Chip-and-PIN: Solving Fraud or Shifting the Blame?
As of October 2015, credit card companies offloaded responsibility for point-of-sale (POS) security to banks and retail businesses. If companies don’t support new chip-and-PIN cards, they’re on the hook to handle fraud.
Despite the benefits of the Europay Mastercard Visa (EMV) rollout, many businesses are still reluctant to make the switch, and some are worried that improved POS protection won’t solve the problem of card-not-present (CNP) fraud online, especially as online purchases ramp up during the holidays. Has chip-and-PIN solved fraud or just shifted the blame?
According to Infosecurity Magazine, while 59 percent of U.S. adults have now been issued a chip-and-PIN card, only 41 percent understand the benefits, and just 37 percent received any information from their card issuer about how exactly the technology works. Banks and consumers alike have an inherent understanding of traditional magnetic stripe technology, while chip-and-PIN can seem needlessly confusing. So why bother with a microchip when the mag stripe is already doing the job?
Chase Paymentech laid out the basics of chip-and-PIN technology: A small microchip is embedded at one end of the card, which contains user PIN data. These chips are extremely difficult to copy and would still require the associated PIN to enable purchases, making them a tough target for cybercriminals.

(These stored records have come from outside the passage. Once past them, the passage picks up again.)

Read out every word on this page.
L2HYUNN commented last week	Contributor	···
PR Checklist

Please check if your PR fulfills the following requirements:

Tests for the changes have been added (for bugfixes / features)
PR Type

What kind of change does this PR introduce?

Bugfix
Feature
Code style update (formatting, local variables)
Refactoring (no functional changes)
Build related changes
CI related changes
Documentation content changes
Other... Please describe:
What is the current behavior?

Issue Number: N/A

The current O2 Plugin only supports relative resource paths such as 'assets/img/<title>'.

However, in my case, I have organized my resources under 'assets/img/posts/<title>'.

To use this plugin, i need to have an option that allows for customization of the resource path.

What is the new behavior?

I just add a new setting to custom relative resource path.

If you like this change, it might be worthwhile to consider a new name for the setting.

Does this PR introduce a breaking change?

To use chip cards, consumers insert the microchipped end of their card into a slot in the POS machine and are then prompted for their PIN. No swipe occurs, and no signature is needed; the PIN is authenticated via encrypted communications and is never sent in plaintext to protect customer data.
Bottom line? These cards significantly reduce the risk of retail POS fraud because they’re difficult to copy, require a PIN for each use (and will lock users out if too many wrong PINs are entered) and place the onus for fraud detection on credit card companies rather than individual merchants.
Despite the benefits of chip-and-PIN cards in-store, however, some experts worry that the preferred fraud avenue will simply shift from skimming credit data to exploiting card-not-present (CNP) transactions online. Virtually all e-commerce purchases occur this way; since no physical card is present, merchants must rely on standard authentication methods such as usernames and passwords to verify consumers’ identities.
In Europe, for example, which long ago adopted EMV standards, CNP fraud is on the rise. According to a report from the European Central Bank, fraudulent CNP transactions were up 21 percent this year and accounted for 66 percent of all losses on cards. It’s no surprise, since cybercriminals go wherever security is weakest: If transactions are secure at the point of sale, they’ll move online to grab customer data.
Staying Safe With Chip-and-PIN Tech
With the holiday shopping season already in full swing, how do companies lower the chance of CNP issues? According to Multichannel Merchant, part of the problem can be addressed with a risk management product that scans your e-commerce system for strange behavior and offers proactive alerts to help limit the impact of fraud.
It’s also possible to improve security outcomes by adopting contextual authentication technology, which observes consumer behavior after usernames/passwords have been entered and even after two-factor authentication has taken place. If user browsing habits or shopping carts differ significantly from past transactions, the system reacts with a fraud warning.
Another good idea? Partnering with a managed security services (MSS) provider that supports user-managed access (UMA) using OAuth. This method allows users to verify their identity via social logins and also control the amount of data they provide to retailers. The biggest benefit of UMA is consent: By giving users power over how they log in and what data they share, it’s possible to demonstrate consent for transactions and limit total liability.
Chip-and-PIN cards offer significant security benefits for retailers but have the unintended consequence of driving fraud online. This isn’t a new problem, however, simply one brewing beneath the surface that’s been made apparent by chip-and-PIN adoption. Your best bet? Establish best practices now, both to handle the holiday rush and protect consumers over the long term.